Поэтому следует с нее и начать. Сегодня такой проблемой является история как объект концептуального знания: микроистория, происходившая в каком-то относительно локальном пространстве, и макроистория, с чьих позиций мы осмысливаем наше историческое знание как таковое. Оба этих измерения истории кажутся вполне совместимыми между собой, они работают одно в другом и одно для другого уже не одно тысячелетие. Однако все же стоит посмотреть, пусть даже в самых общих чертах, как именно микро- и макроистория связаны между собой в своей работе над Историей, которой мы все принадлежим, которую мы пишем и из которой мы хотим выйти.
Человек пытается осмыслить историю с тех самых пор, когда он с ужасом увидел ее непрерывное движение вперед, когда ему удалось схватить историю в метафоре летящей стрелы, выпущенной из лука, зажатого в пальцах великого Творца. Ему оказалось подвластно то, что человеку не удалось подчинить своей воле — время, направленное Историей в сторону смерти. Чтобы признать Бога своим господином, человек должен был понять свое бессилие перед линейной историей, которая началась и закончится без его на того согласия.
Положение стало таковым, что человеку ничего не оставалось делать, как приспособиться к Истории, приняв рождение — в прошлом, жизнь — в настоящем и смерть — в будущем как должное, неизменное и установленное свыше. Монотеистический Бог, впервые возникший в Ветхом Завете (если не считать попытку солнцепоклоннического переворота Эхнатона в Древнем Египте, XV в. до н. э.), возник, пожалуй, как свидетельство примирения, а вернее, смирения человека перед временем, которое никогда не вернется в прошлое. Время, творящее историю и безжалостно оставляющее человека без надежды на бессмертие. Внося себя в историю, создавая этим свою микроисторию, человек симулирует свое историческое предназначение: существует он на земле не просто так, а для того, чтобы трансцендентное стало доступным мирскому и мирское смогло быть услышано трансцендентным.
История не есть древнейшая форма представления себя человеком: она, как минимум, проигрывает ритуалу, мифу, легенде, письму; она становится одной из базовых структур человеческого сознания, когда человек перестал бояться природы и когда у него появился страх перед Другим. При всей сложнейшей мифологической системе, оставленной нам греками, они так и не изведали чувство исторического (вероятно, оно им было не нужно). Древнеегипетская цивилизация также умерла, не познав сама себя в истории.
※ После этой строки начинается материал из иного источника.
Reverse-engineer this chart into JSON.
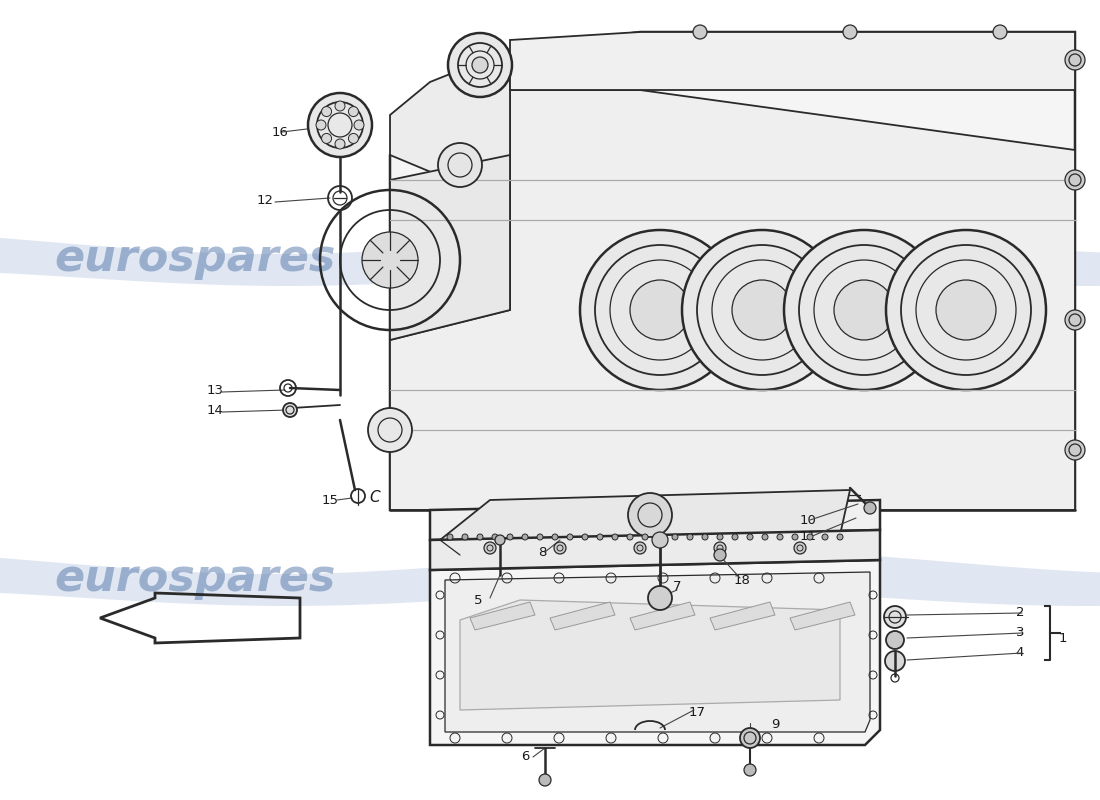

Греческая богиня Мнемозина или бог письма Тот у египтян ответствовали не за историческое знание, как это могло бы показаться, а за прошлое, которое в сознании людей тех времен оставалось собственностью настоящего. Культ мертвых в Египте, бессмертие верховных индоевропейских богов, устроителей космического порядка, особенная выживаемость мифологических героев — все это способы сопротивления истории, радикальное неприятие линеарного времени, которое теперь для нас единственно возможное. Языческий человек не воспринимал историю из-за своей онтологической неприспособленности жить без прошлого, оставить прошлое в прошлом.
Письменные памятники индоевропейской древности, Веды или созданная много позже Махабхарата — далеко не исторические книги, при том, что они об «исторических» событиях. Почему? Наверное, потому что травма расставания со временем, признание его нерекурсивности и страха перед Другим придет к человеку позже.